Everybody Knows That, Phyllis!

“Everybody knows That, Phyllis!” Well actually “everybody” doesn’t, but somebody does and that’s what I needed. It was a genius plan at 5 a.m. that rainy morning when I drove through a record setting downpour to the airport: the evening before I’d biked over to a friend’s with my extra key so she could pick up my car and drive it back home. My flight over Lake Michigan was delayed by a lightning storm and then we were off. Little did I know until later how “off” my perfect plan was!

It turns out you can’t lock your car with your remote key and expect the extra key to open it. I didn’t know that, obviously; did you? The person I was with at lunch when I got the call looked at me in shock. “Everybody knows that, Phyllis!” he volunteered. In fact, I learned that not only does the extra key not work, but it sets off the alarm, which then has to wear down, at which point the extra key still won’t work because the car’s in theft mode. Six hundred miles away on a Saturday, I was up a creek! Finally on Monday I learned from the car dealer that I’d have to mail the key… yada yada yada.
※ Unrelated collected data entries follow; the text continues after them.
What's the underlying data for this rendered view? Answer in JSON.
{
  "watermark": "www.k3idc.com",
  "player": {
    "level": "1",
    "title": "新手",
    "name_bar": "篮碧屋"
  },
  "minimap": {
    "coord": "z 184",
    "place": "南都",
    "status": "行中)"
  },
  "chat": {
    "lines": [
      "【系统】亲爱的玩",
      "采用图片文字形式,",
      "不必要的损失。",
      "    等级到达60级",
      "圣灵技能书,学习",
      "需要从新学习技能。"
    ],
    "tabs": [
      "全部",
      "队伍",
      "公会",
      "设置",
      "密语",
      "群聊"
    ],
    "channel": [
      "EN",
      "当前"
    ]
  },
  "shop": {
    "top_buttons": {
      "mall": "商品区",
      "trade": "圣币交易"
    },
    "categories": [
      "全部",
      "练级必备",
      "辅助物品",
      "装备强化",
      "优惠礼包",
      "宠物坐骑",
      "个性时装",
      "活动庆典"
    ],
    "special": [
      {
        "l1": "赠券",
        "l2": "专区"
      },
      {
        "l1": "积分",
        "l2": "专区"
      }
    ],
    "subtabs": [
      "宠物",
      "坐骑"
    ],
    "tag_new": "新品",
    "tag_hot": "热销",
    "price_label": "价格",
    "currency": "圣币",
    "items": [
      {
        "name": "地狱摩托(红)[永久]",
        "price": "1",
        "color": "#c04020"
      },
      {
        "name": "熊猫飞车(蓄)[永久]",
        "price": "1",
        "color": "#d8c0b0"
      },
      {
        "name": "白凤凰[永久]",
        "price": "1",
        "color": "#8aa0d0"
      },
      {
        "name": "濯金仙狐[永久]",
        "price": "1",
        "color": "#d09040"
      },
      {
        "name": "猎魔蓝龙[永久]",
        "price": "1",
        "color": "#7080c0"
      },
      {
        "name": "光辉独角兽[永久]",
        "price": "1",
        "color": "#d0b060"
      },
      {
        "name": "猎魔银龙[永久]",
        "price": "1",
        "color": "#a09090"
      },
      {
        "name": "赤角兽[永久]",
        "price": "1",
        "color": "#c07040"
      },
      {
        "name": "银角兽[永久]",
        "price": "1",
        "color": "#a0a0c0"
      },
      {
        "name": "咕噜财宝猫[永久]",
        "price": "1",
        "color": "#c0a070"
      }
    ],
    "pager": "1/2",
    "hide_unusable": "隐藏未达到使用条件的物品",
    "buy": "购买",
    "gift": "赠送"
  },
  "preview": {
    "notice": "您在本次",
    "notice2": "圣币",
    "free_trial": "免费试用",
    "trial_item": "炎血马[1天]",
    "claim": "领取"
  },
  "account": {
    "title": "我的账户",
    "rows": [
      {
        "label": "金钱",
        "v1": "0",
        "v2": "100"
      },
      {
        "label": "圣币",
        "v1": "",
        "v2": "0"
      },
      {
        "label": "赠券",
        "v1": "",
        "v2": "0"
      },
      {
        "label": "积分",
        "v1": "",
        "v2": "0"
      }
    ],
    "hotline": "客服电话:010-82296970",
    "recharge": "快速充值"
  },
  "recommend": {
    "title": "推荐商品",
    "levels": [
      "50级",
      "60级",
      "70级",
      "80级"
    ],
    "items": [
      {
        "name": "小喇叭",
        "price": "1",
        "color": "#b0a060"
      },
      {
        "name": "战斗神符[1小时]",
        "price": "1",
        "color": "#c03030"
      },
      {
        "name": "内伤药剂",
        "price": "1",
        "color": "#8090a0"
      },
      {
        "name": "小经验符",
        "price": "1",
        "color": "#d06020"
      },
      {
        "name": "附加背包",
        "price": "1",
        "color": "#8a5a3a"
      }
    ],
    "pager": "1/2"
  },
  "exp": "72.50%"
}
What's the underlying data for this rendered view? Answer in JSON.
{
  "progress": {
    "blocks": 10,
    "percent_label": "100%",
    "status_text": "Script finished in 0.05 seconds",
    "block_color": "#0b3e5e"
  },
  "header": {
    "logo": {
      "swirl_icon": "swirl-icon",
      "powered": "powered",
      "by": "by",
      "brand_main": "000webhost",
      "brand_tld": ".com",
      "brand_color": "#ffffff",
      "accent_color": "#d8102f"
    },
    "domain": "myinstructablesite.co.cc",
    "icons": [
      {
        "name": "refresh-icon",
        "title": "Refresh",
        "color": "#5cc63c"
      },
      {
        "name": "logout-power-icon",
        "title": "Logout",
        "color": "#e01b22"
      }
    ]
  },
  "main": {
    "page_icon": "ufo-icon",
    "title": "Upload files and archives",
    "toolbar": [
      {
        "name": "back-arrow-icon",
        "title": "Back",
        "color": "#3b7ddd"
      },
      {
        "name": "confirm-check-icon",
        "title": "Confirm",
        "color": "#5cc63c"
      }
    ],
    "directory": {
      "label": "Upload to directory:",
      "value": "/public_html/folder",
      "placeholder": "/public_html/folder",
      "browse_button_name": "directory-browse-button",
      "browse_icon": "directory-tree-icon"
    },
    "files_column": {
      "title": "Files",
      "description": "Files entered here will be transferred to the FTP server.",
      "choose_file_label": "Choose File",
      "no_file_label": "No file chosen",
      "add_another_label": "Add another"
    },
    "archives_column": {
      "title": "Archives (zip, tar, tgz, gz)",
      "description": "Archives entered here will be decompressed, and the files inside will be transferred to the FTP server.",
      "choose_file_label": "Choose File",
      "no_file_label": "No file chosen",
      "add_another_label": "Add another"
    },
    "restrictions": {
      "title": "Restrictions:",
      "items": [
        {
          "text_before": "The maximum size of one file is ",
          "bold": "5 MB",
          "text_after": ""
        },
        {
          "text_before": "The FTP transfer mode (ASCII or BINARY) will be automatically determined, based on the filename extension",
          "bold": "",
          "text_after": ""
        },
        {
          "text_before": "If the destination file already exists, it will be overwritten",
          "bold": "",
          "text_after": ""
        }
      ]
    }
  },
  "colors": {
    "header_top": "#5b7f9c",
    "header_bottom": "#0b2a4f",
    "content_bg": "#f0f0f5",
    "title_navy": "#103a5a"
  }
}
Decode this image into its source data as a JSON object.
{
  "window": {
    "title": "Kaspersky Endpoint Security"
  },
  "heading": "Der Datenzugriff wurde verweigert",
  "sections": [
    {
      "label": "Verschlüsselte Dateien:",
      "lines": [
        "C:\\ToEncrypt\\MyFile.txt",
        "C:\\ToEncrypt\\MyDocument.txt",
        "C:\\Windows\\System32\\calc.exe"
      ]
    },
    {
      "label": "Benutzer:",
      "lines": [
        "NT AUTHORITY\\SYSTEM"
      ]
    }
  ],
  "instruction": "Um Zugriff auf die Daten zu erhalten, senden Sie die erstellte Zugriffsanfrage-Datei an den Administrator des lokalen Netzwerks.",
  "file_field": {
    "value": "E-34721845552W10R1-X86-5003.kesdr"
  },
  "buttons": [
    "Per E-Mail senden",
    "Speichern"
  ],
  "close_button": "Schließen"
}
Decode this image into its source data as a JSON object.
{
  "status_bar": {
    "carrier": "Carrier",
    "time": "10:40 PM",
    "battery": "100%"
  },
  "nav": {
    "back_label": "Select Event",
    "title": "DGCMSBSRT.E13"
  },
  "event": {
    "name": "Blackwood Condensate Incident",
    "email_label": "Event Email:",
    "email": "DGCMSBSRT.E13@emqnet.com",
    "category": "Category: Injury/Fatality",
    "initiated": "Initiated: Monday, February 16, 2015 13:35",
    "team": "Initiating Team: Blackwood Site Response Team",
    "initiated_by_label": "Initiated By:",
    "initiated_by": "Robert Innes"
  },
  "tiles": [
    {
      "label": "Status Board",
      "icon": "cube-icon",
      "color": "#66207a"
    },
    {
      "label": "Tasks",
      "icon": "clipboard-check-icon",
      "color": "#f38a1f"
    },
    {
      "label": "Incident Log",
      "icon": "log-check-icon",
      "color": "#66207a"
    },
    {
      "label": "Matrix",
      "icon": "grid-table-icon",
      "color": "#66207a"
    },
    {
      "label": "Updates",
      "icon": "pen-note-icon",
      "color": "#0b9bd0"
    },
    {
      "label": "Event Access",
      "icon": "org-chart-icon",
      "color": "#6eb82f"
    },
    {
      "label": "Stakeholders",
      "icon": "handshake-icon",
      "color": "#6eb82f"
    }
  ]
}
From my August e-newsletter “Little Think,” you may know I’m a firstborn with a component part to prove I’m right. It’s annoying and I fight it, but in this case I did ask my engineer and my senior producer at the studio if they knew about the key deal… and they didn’t! Neither did six others I asked. I won’t tell the person who doubled my guilt about this -- I’m not that much of a firstborn -- but it did ease my angst a bit!

Now this story could go on. I hope it doesn’t, but the thing is that the key should have arrived at another friend’s office in the little coastal town where the airport is located, and I have not heard from her yet. Did the key make it to her? I can only imagine the car being towed, or the battery being dead after warning of theft until the alarm wore down. I already owe the first friend who drove with her kids 30 minutes each way to the airport to come up with no car to drive back. Now I’ll owe another friend for receiving the key in an envelope. My lunch advisor would be saying right now, “Everybody knows that, Phyllis!” and he’d be right!

I’m just hoping and praying the key isn’t lost in the mail because it’s the only one of its kind. This car is 13-years-old with 94,000 miles on it, and it works great as my summer metal Clydesdale. But without the master key, that thing will become a monument right in front of the Greater Blacker Manistee Airport forever. Then I’d owe two friends, their husbands and their kids who came along to drive the other car back, plus the airport folks who have to stare at the car stuck outside their workplace. I’m thinking either homemade hot fudge sauce or black raspberry jelly. What would you do?

Stay tuned for the rest of the story, and please be forgiving of people who insist that “everybody knows that!” God knows I hardly know anything. He’s the only one who really knows everything, including where that key is and how this will turn out. The Bible tells me there’s nowhere I can go to hide from God, not to the depths of the sea or the ends of the earth. Unfortunately, it doesn’t say much about misplaced keys. But then it is the key to receiving His plans for me for good and not for evil. So however this story ends, it’ll all work out. I can count on Him for that. That’s what I need. And when nobody knows the trouble I’ve seen…I know where to go! How nice it would be if everybody knew that!